Letting Agents Must Take Notice
22 Sep 2015
Letting agents must take notice. When a person (landlord, tenant, agent, trades-person) is ‘put on notice’ they have been made aware and warned of a situation that they cannot later deny they knew about. Once informed there may be a duty to respond. Landlords similarly must take notice.
- This might be a blatant notice with a red hand pointing to it so that it is so obvious no one would attempt to deny being aware of it.
- However, letting agents must take notice especially when notices are subtle, these may still be effective despite being less obvious. It is these that give rise to disputes and negligence claims.
- If a tenant when asked, “When are you paying the rent?” responds, “When I get my student loan, and by the way my gutter is leaking”, the landlord enquiring about one thing has been ‘put on notice’ about another – there is now a duty to attend to the leak.
- Leydon Lettings was informed that water was pouring out from a gutter into the garden. Important, but not an obvious emergency – one might imagine. However, it became an emergency when water began to pour through the first floor ceiling. How? The ball valve had broken (the piston suddenly punctured the diaphragm). What appeared to be a leaking gutter was in fact a leaking ball valve. It was actually the overflow pipe just below the gutter that was leaking – not the gutter. Within a very short time the loft cistern tank had filled up and the overflow pipe could not drain the water away fast enough to prevent flooding the lower floors.
- The point of this anecdote is that the agent was put on notice by the tenant that there was a leak. Tenants are not expected to be experts in identifying the exact nature of the leak nor the urgency or consequences of misleading information.

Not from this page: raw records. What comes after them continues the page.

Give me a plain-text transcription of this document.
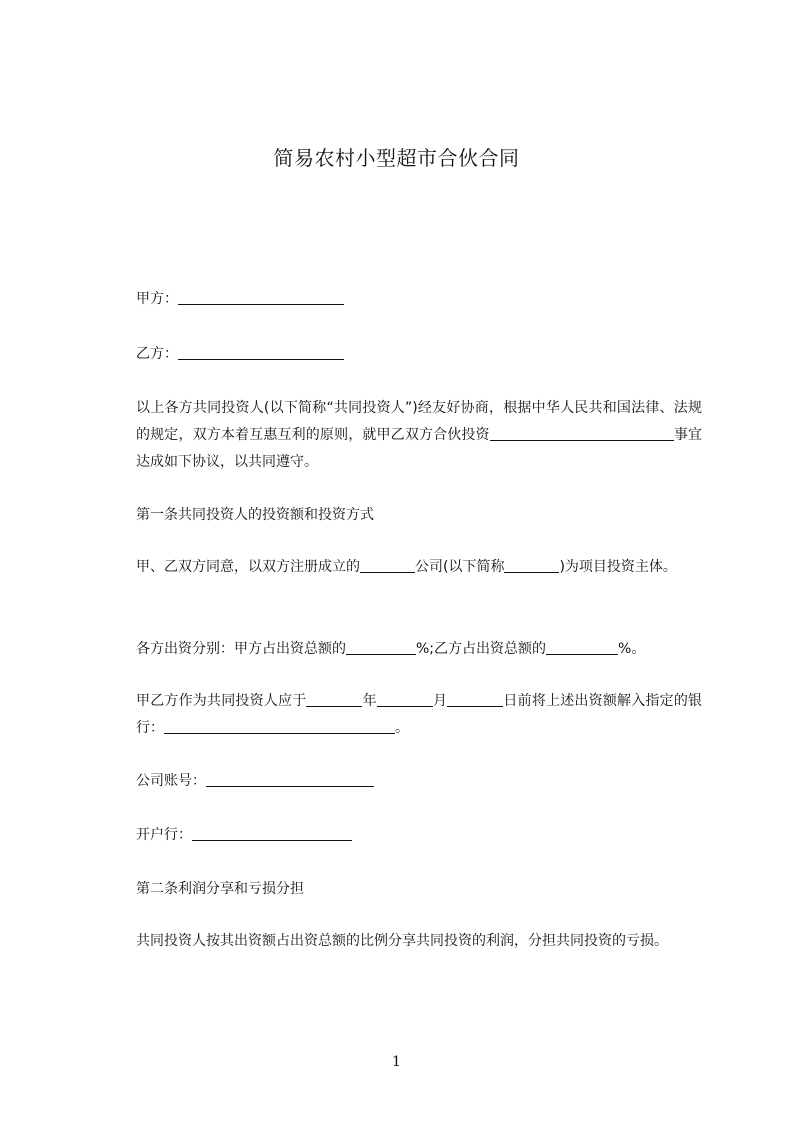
简易农村小型超市合伙合同

甲方：

乙方：

以上各方共同投资人(以下简称“共同投资人”)经友好协商，根据中华人民共和国法律、法规的规定，双方本着互惠互利的原则，就甲乙双方合伙投资	事宜达成如下协议，以共同遵守。

第一条共同投资人的投资额和投资方式

甲、乙双方同意，以双方注册成立的	公司(以下简称	)为项目投资主体。

各方出资分别：甲方占出资总额的	%;乙方占出资总额的	%。

甲乙方作为共同投资人应于	年	月	日前将上述出资额解入指定的银行：	。

公司账号：

开户行：

第二条利润分享和亏损分担

共同投资人按其出资额占出资总额的比例分享共同投资的利润，分担共同投资的亏损。

1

- Fortunately, I was available and attended to be met by tenants with open umbrellas – indoors! I quickly isolated the water and mopped up and no serious damage resulted.
- Who would have been responsible for the flood had this agent not taken it seriously? I am just relieved I acted quickly.
- Once put on notice there may be a duty, potentially an obligation and a thus a sense of urgency to act, even if the matter appears innocuous and might wait until a more convenient time.
- When put on notice it is best to act without delay and to assume the worst. Drop everything and act! This way one is less likely to be guilty of negligence.